I haven't seen anyone doing DMA. What would you be doing DMA from? There are really no devices on the SCC. There's just the PCIe interface and eth1 to the BMC.
I want to transfer large data from SCC's DRAM to SCC's DRAM.
I don't have any idea to communicate to outside of SCC board.
Do you mean DMA from core to core? I don't see how that can be done. I think you might simulate this DMA through shared memory. ... I mean you know have one core write to shared memory, hence making it accessible to the other core. RCCE is right now providing about 512MB of shared memory, and I think one could squeek a GB out.
This is uncached shared memory ... yes, we are still fussing with how to reliably deal with cached shared memory. The cacheable shared memory driver works fine; we're still trying to understand how to deal with the non-coherence in L2.
I think DMA might be possible between the cores and the MCPC.
Does anyone have something to add to this DMA discussion? I haven't seen people doing DMA with the SCC, but that doesn't mean it's not happening.
I'm interpreting your issue as meaning you want to transfer large amounts of data from one core's private memory to another core's private memory. Have you looked at the ETI software? They have good performance with large message sizes, although I don't know how large is large.
I think DMA is useful when computation and communication is processed simultaneously.
So, if I want to transfer big array A during some computation with big array B, DMA can be one good candidate for the data transfer.

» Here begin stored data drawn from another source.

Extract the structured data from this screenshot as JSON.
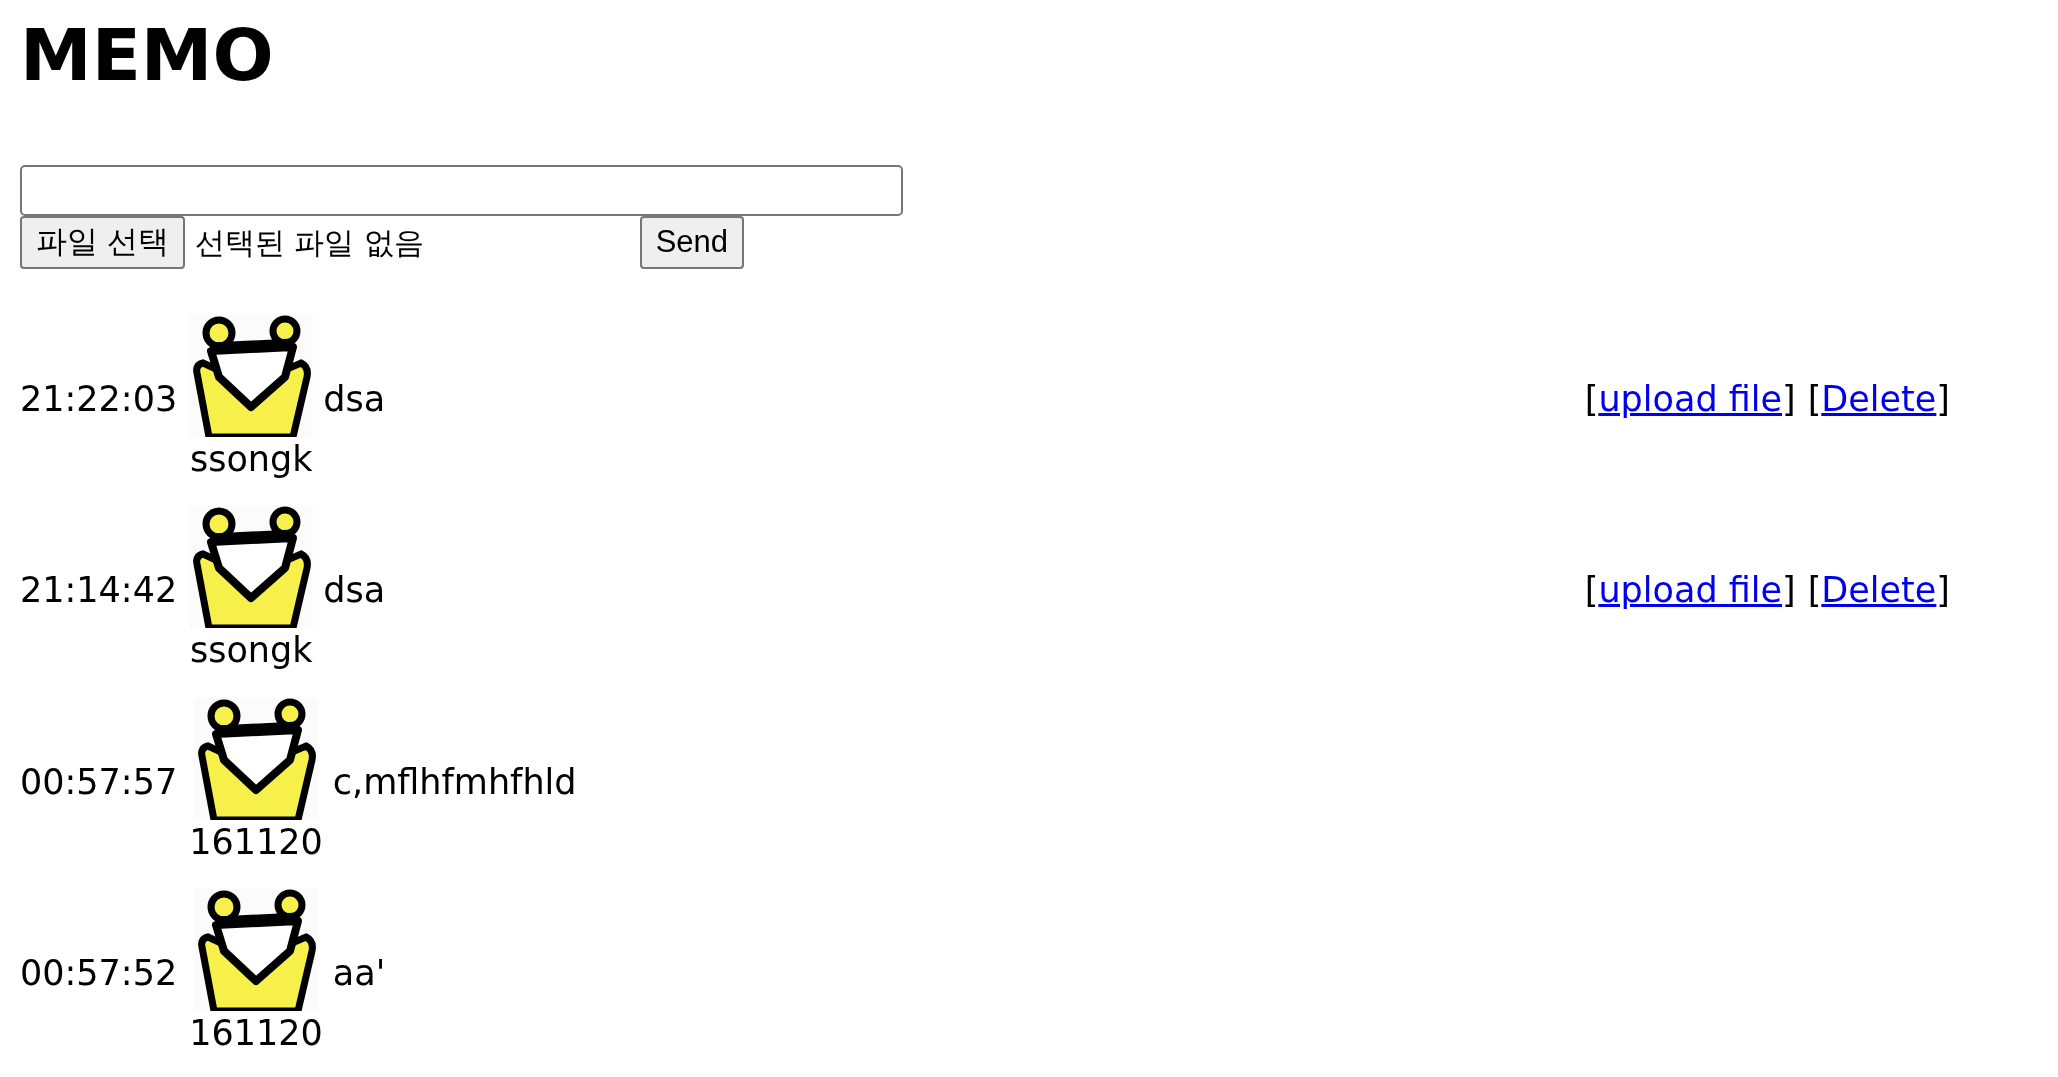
{
  "title": "MEMO",
  "form": {
    "file_button": "파일 선택",
    "file_status": "선택된 파일 없음",
    "send_button": "Send"
  },
  "memos": [
    {
      "time": "21:22:03",
      "user": "ssongk",
      "message": "dsa",
      "actions": [
        {
          "prefix": "[",
          "label": "upload file",
          "suffix": "]"
        },
        {
          "prefix": "[",
          "label": "Delete",
          "suffix": "]"
        }
      ]
    },
    {
      "time": "21:14:42",
      "user": "ssongk",
      "message": "dsa",
      "actions": [
        {
          "prefix": "[",
          "label": "upload file",
          "suffix": "]"
        },
        {
          "prefix": "[",
          "label": "Delete",
          "suffix": "]"
        }
      ]
    },
    {
      "time": "00:57:57",
      "user": "161120",
      "message": "c,mflhfmhfhld"
    },
    {
      "time": "00:57:52",
      "user": "161120",
      "message": "aa'"
    }
  ]
}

That's why I am asking a DMA controller does exist or not.
I think if I want to do that, each core has a DMA controller. However, I have never seen DMA controller block diagram in Intel's SCC document here.

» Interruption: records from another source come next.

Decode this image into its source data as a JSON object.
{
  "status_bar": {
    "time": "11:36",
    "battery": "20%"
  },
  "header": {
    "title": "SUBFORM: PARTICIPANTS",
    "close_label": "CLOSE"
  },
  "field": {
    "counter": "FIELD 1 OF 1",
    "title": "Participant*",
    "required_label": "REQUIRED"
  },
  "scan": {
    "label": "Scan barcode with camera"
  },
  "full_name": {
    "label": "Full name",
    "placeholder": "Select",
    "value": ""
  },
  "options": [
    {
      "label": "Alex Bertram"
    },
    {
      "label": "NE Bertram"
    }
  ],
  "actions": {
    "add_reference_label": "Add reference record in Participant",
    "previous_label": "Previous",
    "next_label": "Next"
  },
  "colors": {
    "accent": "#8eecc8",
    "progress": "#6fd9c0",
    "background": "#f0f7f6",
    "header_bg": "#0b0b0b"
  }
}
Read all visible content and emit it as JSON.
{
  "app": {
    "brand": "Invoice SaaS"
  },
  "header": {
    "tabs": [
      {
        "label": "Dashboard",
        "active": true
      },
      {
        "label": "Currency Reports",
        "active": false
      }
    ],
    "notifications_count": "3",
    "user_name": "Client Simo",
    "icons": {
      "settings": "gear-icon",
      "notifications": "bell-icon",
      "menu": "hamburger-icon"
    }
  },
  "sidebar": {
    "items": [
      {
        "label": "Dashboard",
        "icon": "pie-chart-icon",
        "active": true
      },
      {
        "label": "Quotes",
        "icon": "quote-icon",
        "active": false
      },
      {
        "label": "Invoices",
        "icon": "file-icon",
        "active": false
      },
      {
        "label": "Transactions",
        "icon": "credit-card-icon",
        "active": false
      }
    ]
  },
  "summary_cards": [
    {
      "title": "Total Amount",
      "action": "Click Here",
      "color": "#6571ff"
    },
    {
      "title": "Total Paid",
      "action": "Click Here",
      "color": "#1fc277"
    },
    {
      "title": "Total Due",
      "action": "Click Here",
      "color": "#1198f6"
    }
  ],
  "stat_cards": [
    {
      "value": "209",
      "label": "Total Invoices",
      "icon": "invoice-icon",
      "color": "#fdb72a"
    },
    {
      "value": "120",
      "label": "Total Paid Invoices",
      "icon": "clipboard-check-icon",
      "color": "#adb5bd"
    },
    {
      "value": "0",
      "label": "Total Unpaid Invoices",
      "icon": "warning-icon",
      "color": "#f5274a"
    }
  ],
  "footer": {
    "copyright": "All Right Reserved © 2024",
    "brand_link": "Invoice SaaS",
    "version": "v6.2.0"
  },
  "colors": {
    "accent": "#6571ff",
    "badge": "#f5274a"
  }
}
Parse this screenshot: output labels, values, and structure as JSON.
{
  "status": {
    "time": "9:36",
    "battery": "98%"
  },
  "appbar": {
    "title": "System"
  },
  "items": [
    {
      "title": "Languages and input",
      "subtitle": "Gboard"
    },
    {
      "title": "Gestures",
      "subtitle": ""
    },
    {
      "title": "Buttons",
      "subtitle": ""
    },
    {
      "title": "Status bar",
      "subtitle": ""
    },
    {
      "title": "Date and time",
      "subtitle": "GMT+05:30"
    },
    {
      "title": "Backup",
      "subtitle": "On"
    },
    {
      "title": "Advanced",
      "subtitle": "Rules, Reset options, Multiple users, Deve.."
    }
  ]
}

So, I just want to confirm from you that there is no DMA controller in SCC board.
Or, possibly it is, then I want to look and and use it.
I don't think you can use DMA between the cores. But to find out for sure, I escalated this question to our hardware engineers. Stay tuned.

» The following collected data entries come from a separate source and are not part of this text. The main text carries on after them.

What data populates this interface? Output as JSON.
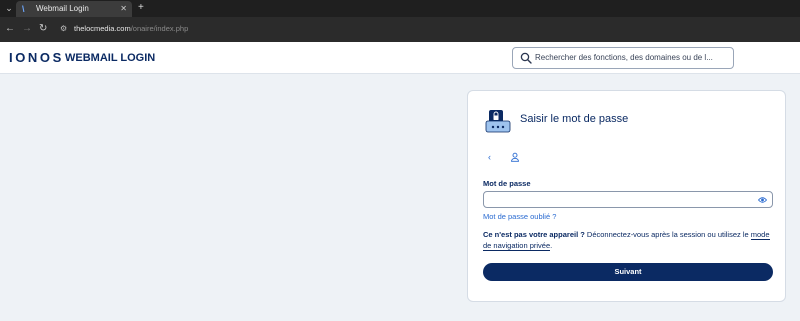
{
  "browser": {
    "tab_title": "Webmail Login",
    "new_tab_label": "+",
    "close_label": "✕",
    "tab_list_label": "⌄",
    "url_host": "thelocmedia.com",
    "url_path": "/onaire/index.php"
  },
  "header": {
    "logo": "IONOS",
    "product_title": "WEBMAIL LOGIN",
    "search_text": "Rechercher des fonctions, des domaines ou de l..."
  },
  "card": {
    "title": "Saisir le mot de passe",
    "back_label": "‹",
    "password_label": "Mot de passe",
    "password_value": "",
    "forgot_link": "Mot de passe oublié ?",
    "hint_bold": "Ce n'est pas votre appareil ?",
    "hint_text": " Déconnectez-vous après la session ou utilisez le ",
    "hint_link": "mode de navigation privée",
    "hint_end": ".",
    "submit_label": "Suivant"
  },
  "colors": {
    "brand": "#0b2a63",
    "link": "#2a6bd1",
    "background": "#eef2f6"
  },
  "icons": [
    "tab-list-icon",
    "ionos-favicon-icon",
    "close-icon",
    "back-arrow-icon",
    "forward-arrow-icon",
    "reload-icon",
    "site-settings-icon",
    "search-icon",
    "lock-bag-icon",
    "chevron-left-icon",
    "user-icon",
    "eye-icon"
  ]
}
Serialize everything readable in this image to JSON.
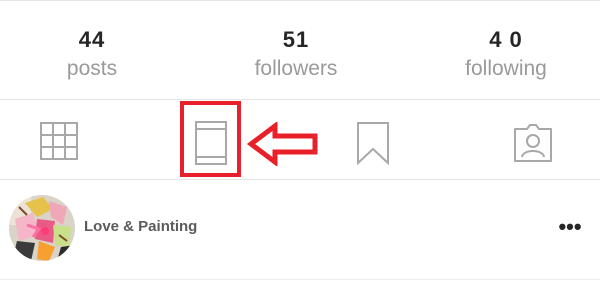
{
  "profile_stats": [
    {
      "count": "44",
      "label": "posts"
    },
    {
      "count": "51",
      "label": "followers"
    },
    {
      "count": "4 0",
      "label": "following"
    }
  ],
  "tabs": [
    {
      "icon": "grid-icon"
    },
    {
      "icon": "single-post-feed-icon",
      "highlighted": true
    },
    {
      "icon": "bookmark-icon"
    },
    {
      "icon": "tagged-photos-icon"
    }
  ],
  "annotation": {
    "color": "#e8202a"
  },
  "post": {
    "title": "Love & Painting",
    "more_icon": "more-options-icon",
    "more_glyph": "•••"
  }
}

No. There isn't. There is no equivalent of 8259 of a PC/AT platform or the DMA engines of an I/O device. The cores are your data movement engines. Overlap computation with data movement by having 1 or more cores compute while 1 or more move the data. Given the capabilities of your engine, it would be more efficient to do streaming operations (part of the processing) while moving it, but that is up to you. You can share memory, beyond the "shared memory area" set up by default in the Linux configuration.